本プロジェクトでは地元支援の傍ら、慶應の山を町の復興に有効に生かしたいとの思いで、学生たちが山頂まで遊歩道を完成させ、以来整備を続けてきた。2012年より2年半をかけて、道無き所を人力で木を倒し、杭を作り、木を並べ、土を耕し、造成した道。学生の努力を支えてきたのは、1つの使命感だ。南三陸町は境界線が分水嶺になっており、町内すべての川の水が海(志津川湾)に注ぐという希有な地形的特徴を持つ。海産物が豊かな海は、里山を守る地元の人々によって守られてきた。慶應の山はかつて講(集落の組織)が管理していた場所で、町内有数の広さだ。つまり、慶應の森は植林した杉だけでなく、放置されている雑木林を含めて、自然の循環を保つ山でなければならない。

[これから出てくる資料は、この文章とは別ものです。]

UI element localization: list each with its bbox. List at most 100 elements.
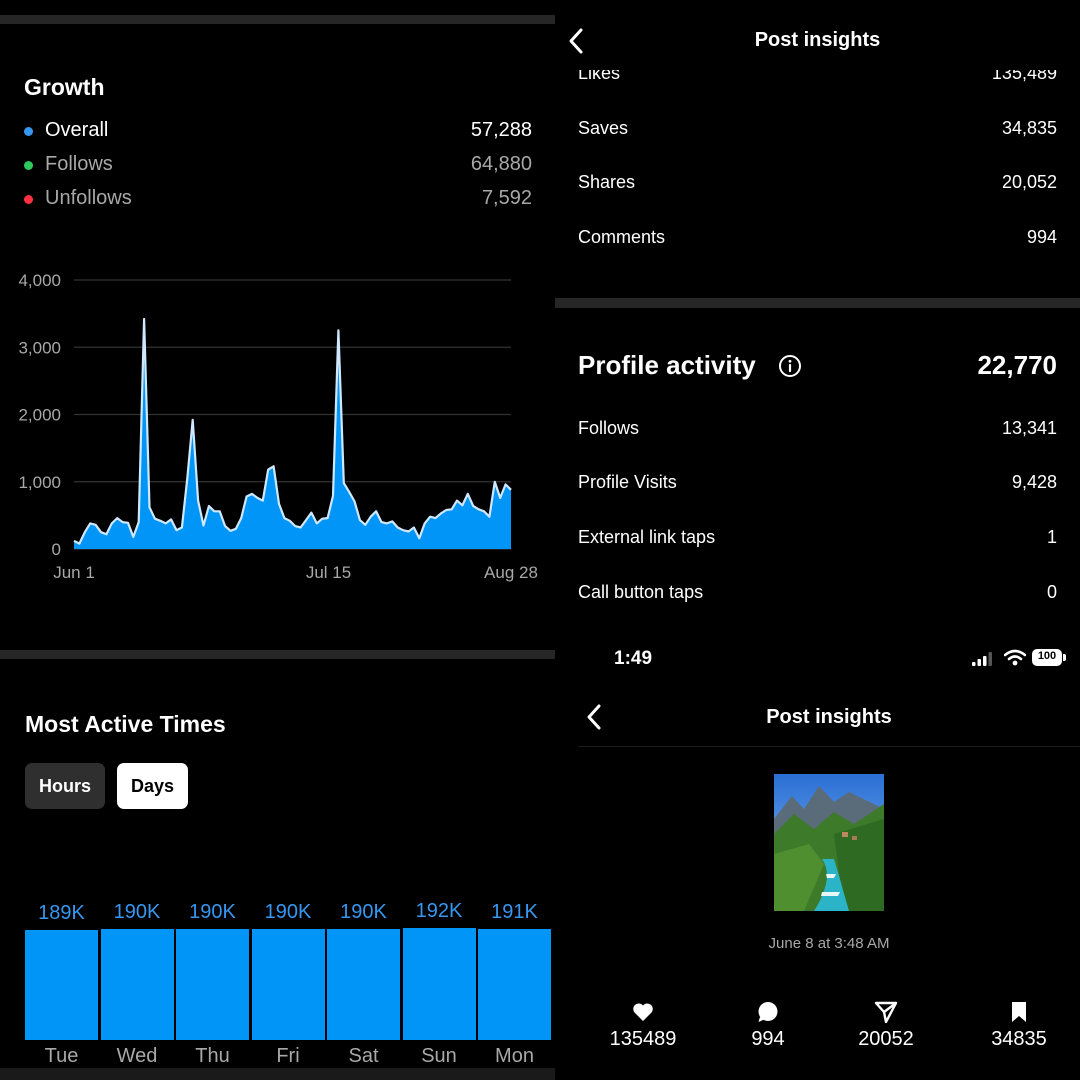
profile-activity-total: 22,770 <box>977 350 1057 380</box>
post-thumbnail[interactable] <box>774 774 884 911</box>
bar-column-mon: 191K Mon <box>478 845 551 1067</box>
bar-day-label: Mon <box>495 1045 534 1067</box>
metric-value: 1 <box>1046 527 1057 547</box>
profile-activity-title: Profile activity <box>578 350 756 380</box>
metric-value: 9,428 <box>1011 472 1057 492</box>
bar-value-label: 192K <box>415 900 463 922</box>
section-divider <box>555 298 1080 308</box>
y-tick-label: 1,000 <box>18 473 61 492</box>
info-icon[interactable] <box>778 354 802 378</box>
bar-day-label: Sun <box>421 1045 457 1067</box>
bar-value-label: 191K <box>491 900 538 923</box>
legend-unfollows: Unfollows 7,592 <box>24 184 532 214</box>
bar-day-label: Wed <box>116 1045 158 1067</box>
x-tick-label: Aug 28 <box>484 563 538 582</box>
metric-label: Follows <box>578 418 640 438</box>
growth-chart: 0 1,000 2,000 3,000 4,000 Jun 1 Jul 15 Aug 28 <box>18 271 538 582</box>
bar-column-wed: 190K Wed <box>100 845 174 1067</box>
section-divider <box>0 1068 555 1080</box>
bar[interactable] <box>25 929 98 1040</box>
shares-count: 20052 <box>858 1028 914 1050</box>
metric-row-external-link-taps: External link taps 1 <box>578 523 1057 553</box>
battery-icon: 100 <box>1032 649 1062 666</box>
most-active-times-panel: Most Active Times Hours Days 189K Tue 190K… <box>0 650 555 1080</box>
bar-column-sat: 190K Sat <box>327 845 400 1067</box>
header-divider <box>578 746 1080 747</box>
y-tick-label: 2,000 <box>18 406 61 425</box>
metric-row-shares: Shares 20,052 <box>578 168 1057 198</box>
bar-value-label: 189K <box>38 901 85 924</box>
x-tick-label: Jun 1 <box>53 563 95 582</box>
metric-row-comments: Comments 994 <box>578 223 1057 253</box>
follows-dot <box>24 161 33 170</box>
unfollows-dot <box>24 195 33 204</box>
legend-value: 57,288 <box>470 119 532 141</box>
saves-stat: 34835 <box>964 1000 1074 1060</box>
metric-value: 994 <box>1026 227 1057 247</box>
phone-post-insights-panel: 1:49 100 Post insights <box>578 630 1080 1080</box>
legend-follows: Follows 64,880 <box>24 150 532 180</box>
comments-count: 994 <box>751 1028 785 1050</box>
bar[interactable] <box>251 929 325 1040</box>
metric-row-follows: Follows 13,341 <box>578 414 1057 444</box>
bar-value-label: 190K <box>113 901 161 924</box>
most-active-title: Most Active Times <box>25 711 226 737</box>
battery-tip <box>1063 654 1066 661</box>
metric-label: Shares <box>578 172 636 192</box>
page-title: Post insights <box>754 29 881 51</box>
metric-row-saves: Saves 34,835 <box>578 114 1057 144</box>
growth-panel: Growth Overall 57,288 Follows 64,880 Unf… <box>0 0 555 650</box>
legend-label: Overall <box>45 119 109 141</box>
metric-label: Profile Visits <box>578 472 677 492</box>
likes-stat: 135489 <box>588 1000 698 1060</box>
comment-icon <box>758 1002 778 1022</box>
likes-count: 135489 <box>609 1028 677 1050</box>
y-tick-label: 3,000 <box>18 338 61 357</box>
heart-icon <box>633 1003 653 1021</box>
metric-value: 0 <box>1046 582 1057 602</box>
wifi-icon <box>1004 649 1026 666</box>
bar-value-label: 190K <box>189 901 236 924</box>
bar-value-label: 190K <box>340 901 387 924</box>
bar-day-label: Thu <box>195 1045 230 1067</box>
bar[interactable] <box>176 929 249 1040</box>
cellular-signal-icon <box>972 652 992 666</box>
metric-label: Saves <box>578 118 629 138</box>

山頂に立って山と海を見渡せば痛感する。森を保有する義塾の使命は重大であると。だからこそ先日、有志によるボランティアから出発した本プロジェクトの終了を塾長にご報告し、未来への提言を行った。南三陸町の学校林の教育的、永続的な活用について、担当理事を中心に検討が始まるとお返事を頂戴した。

残念ながら新型コロナウイルス感染拡大で中止になったが、この春、中等部の生徒が自然と社会を学ぶ旅行が計画されていた。引率者は、かつて本プロジェクトに参加した卒業生、川内聡氏(社会科)。蒔いた種は確実に育っている。

いつか先輩たちが泥まみれになって作った道が、大学・一貫教育校を含めた義塾全体の学びの場に、そして南三陸町の皆様への恩返しになりますように。

最後に。謝辞は申し上げるべき先があまりに多くて報告書に譲る。元学生スタッフの籾木佑介君(NHK福島放送局)が作った山の映像も一緒に、本プロジェクトのウェブサイトに掲載している。ご高覧を乞う。

※所属・職名等は本誌発刊当時のものです。